Ochtrup
Klage muss detailliert begründet werden

Mittwoch, 21.07.2010, 17:07 Uhr

Ochtrup - Viele Ochtruper Gaskunden wehren sich auf Anraten des Bundes der Energieverbraucher (BdEV) gegen die ihrer Meinung nach zu hohen Gaspreise. Zahlreiche Widerspruchsangelegenheiten laufen bereits seit 2004. Doch wie soll der Energiepreisprotestler reagieren, wenn ihm ein Mahnbescheid der Stadtwerke ins Haus flattert? Antworten auf diese Frage gab es während des Infoabends, zu dem der BdEV am Dienstag in die Gaststätte Althoff eingeladen hatte.

Bernd Ahlers vom Bund der Energieverbraucher freute sich, dass Rechtsanwalt Werner Kleimeier als Referent zur Verfügung stand. Der Jurist aus Laer hat Erfahrung mit Verfahren im Bereich der Energiepreisproteste. Anschaulich klärte er die Anwesenden über rechtliche Fragen auf, gab Einblick in mögliche Prozesskosten und beschrieb die einzelnen Schritte eines Verfahrens.

Und das läuft so ab: Nachdem der Kunde Widerspruch gegen den Mahnbescheid eingelegt hat, fordert das zuständige Gericht die Stadtwerke auf, die Klage detailliert zu begründen. Erst danach wird dem Kunden eine schriftliche Klage zugestellt. „Zeigen Sie innerhalb von zwei Wochen an, ob Sie sich gegen die Klage verteidigen wollen“, sagte Kleimeier und wies die Anwesenden darauf hin, unbedingt den vorgeschriebenen Zeitrahmen einzuhalten. Wer sich gegen die Klage verteidigt, muss die Gründe seiner Zahlungsverweigerung bis ins Detail schriftlich formulieren.

Wenn es den Rebellen obendrein gelingt, die Zuständigkeit an das Amtsgericht Dortmund zu verweisen, ist eine weitere Hürde überstanden. Die dortigen Prozesse gehen nach Aussagen des Anwalts meistens zu Gunsten der Gaspreisprotestler aus.

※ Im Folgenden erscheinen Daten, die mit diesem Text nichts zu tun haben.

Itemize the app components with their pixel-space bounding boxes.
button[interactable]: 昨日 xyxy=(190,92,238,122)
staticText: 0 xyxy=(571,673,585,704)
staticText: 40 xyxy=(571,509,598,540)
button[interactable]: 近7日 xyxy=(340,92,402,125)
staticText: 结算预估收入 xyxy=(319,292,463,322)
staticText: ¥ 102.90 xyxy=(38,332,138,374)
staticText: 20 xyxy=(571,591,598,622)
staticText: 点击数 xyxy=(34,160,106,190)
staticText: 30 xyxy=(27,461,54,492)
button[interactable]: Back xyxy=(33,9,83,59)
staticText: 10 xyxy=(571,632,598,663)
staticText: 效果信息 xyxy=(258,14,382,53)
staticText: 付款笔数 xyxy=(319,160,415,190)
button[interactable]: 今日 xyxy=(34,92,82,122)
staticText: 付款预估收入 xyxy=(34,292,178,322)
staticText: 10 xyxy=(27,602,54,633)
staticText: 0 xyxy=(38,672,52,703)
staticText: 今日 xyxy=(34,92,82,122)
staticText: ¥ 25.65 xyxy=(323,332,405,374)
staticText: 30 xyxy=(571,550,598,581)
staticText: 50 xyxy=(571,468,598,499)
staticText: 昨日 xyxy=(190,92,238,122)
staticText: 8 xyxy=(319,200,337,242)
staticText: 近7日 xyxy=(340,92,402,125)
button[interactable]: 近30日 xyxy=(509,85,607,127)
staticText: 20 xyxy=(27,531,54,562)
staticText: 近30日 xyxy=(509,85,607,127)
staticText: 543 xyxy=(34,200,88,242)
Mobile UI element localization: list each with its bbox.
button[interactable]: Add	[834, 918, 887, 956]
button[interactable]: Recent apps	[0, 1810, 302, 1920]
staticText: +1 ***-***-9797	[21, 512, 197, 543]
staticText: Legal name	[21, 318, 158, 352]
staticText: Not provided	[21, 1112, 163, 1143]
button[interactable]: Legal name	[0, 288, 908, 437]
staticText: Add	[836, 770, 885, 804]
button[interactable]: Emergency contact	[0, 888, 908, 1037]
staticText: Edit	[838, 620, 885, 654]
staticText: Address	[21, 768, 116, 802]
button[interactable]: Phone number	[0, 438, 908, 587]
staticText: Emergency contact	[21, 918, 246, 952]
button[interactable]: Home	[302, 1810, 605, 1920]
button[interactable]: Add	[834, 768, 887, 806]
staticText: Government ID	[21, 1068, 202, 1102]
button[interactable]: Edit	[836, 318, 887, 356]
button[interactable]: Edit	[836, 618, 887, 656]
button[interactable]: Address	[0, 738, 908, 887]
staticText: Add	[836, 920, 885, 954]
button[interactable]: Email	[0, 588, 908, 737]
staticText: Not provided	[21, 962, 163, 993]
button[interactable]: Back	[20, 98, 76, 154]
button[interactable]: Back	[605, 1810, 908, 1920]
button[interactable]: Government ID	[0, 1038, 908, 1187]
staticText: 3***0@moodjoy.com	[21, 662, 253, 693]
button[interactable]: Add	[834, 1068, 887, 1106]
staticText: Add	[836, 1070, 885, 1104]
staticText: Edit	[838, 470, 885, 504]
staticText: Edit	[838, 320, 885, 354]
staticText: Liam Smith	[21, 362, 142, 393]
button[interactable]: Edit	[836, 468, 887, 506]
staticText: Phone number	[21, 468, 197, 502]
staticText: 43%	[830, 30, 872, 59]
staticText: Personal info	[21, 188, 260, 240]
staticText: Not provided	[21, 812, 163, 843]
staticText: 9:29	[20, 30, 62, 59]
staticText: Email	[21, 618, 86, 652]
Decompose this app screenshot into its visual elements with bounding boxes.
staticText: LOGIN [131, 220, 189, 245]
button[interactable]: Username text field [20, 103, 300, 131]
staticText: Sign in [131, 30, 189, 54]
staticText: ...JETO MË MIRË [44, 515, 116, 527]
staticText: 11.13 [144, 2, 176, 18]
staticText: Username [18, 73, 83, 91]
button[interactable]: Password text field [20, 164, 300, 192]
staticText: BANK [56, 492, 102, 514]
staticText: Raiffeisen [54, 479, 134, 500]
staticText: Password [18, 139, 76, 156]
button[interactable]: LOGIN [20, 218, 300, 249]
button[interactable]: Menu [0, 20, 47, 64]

Falls nicht, trägt der Beklagte die Kosten des Verfahrens. Wer eine Rechtsschutzversicherung habe, gehe beim Klageverfahren allerdings kein Kostenrisiko ein, fuhr Kleimeier fort. Doch kurz vor Prozessbeginn noch schnell eine entsprechende Versicherung abzuschließen, bringt nichts. Das muss bereits vor Beginn der Streitigkeiten geschehen sein. Auch auf die Möglichkeit des Prozesskostenfonds wies der Jurist aus Laer die Anwesenden hin. Und im Laufe der Versammlung ging er noch auf verschiedene Fragen der Gaspreisprotestler ein.